Watching the news has become an issue again in our household. I don't like Grace being exposed to images of war and violence, but don't feel justified in asking G to turn it onto something else. I too, am horrified as we watch events in Lebanon unfold. We were talking at breakfast yesterday morning about what we'd seen on the 7.30 report the night before. In particular, the self righteous Israeli spokesman, so sure they were standing on the moral highground. G said that it reminded him a little of when a kid is picked on at school and then attacks. And everyone says well, he started it. No allowance being made for the goading that may have prompted the attack. Not that I want to get into right or wrong here...Obviously, it's so much more complicated than that but well, it's sad and depressing.
I've been watching images of mothers, babies and children being loaded onto ships and other transport. These images seem archetypal, despite the modern clothes and strollers and I feel I've seen these pictures many times before. Just imaging leaving my home and maybe other loved ones in a hurry brings a tear to my eye. As does the fear, sadness and sorrow that seems plain to see. Not to mention the physical discomfort of being a refugee. Part of me feels I should watch the news and be informed, the other part of me wants to avoid all media.

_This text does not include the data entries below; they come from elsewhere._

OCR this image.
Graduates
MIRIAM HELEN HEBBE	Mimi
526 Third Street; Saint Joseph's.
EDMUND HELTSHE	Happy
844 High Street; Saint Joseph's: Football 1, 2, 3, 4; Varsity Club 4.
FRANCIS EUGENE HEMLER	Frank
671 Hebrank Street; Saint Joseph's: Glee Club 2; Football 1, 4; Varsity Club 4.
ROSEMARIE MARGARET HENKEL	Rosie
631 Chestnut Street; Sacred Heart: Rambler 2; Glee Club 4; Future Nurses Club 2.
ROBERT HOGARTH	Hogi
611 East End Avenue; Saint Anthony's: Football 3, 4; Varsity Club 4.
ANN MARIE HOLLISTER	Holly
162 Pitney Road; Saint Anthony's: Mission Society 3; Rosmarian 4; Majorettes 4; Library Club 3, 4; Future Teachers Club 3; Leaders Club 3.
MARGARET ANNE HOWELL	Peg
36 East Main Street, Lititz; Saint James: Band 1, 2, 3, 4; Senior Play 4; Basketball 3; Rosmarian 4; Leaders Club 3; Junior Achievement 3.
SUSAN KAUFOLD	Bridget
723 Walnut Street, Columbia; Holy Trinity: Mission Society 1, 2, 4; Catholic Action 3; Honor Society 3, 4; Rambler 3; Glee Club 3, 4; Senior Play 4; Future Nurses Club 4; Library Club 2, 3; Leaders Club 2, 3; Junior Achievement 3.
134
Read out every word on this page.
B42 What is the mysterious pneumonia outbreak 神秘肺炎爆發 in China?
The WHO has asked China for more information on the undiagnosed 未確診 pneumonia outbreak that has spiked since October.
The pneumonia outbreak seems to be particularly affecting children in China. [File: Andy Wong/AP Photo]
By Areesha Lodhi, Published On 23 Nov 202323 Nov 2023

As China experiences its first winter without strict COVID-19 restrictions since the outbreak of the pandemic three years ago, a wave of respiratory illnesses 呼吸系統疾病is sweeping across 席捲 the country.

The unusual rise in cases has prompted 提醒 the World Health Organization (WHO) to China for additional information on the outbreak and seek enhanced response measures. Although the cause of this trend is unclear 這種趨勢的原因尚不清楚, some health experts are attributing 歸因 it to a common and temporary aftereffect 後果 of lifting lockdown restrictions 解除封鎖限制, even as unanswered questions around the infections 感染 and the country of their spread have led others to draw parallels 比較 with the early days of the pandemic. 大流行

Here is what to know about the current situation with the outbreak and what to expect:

I'm also getting this sort of George Orwell, nineteen eighty-four feeling, that it's all the same war, distant with just the names and details changed by some mad bureaucracy. But I do know it's real. Just like I know that during my lifetime there's always been a war going on somewhere or other. I grew up with the Vietnam war, constant Middle Eastern conflict and Northern Ireland on the news in the background. My internal soundtrack features Joan Baez singing Bob Dylan songs. My parents used to play Farewell Angelina on long car trips and I know the lyrics to most of the songs by heart. Although some contain very violent imagery, they used to bring me strange comfort. For example, the second last verse of Farewell Angelina
King Kong, little elves
On the rooftoops they dance
While the make-up man's hands
Shut the eyes of the dead
Not to embarrass anyone
The sky is embarrassed
And I must be gone.
The title to this post is from the opening line of another Dylan song, It's All Over Now, Baby Blue, also very apt for these times.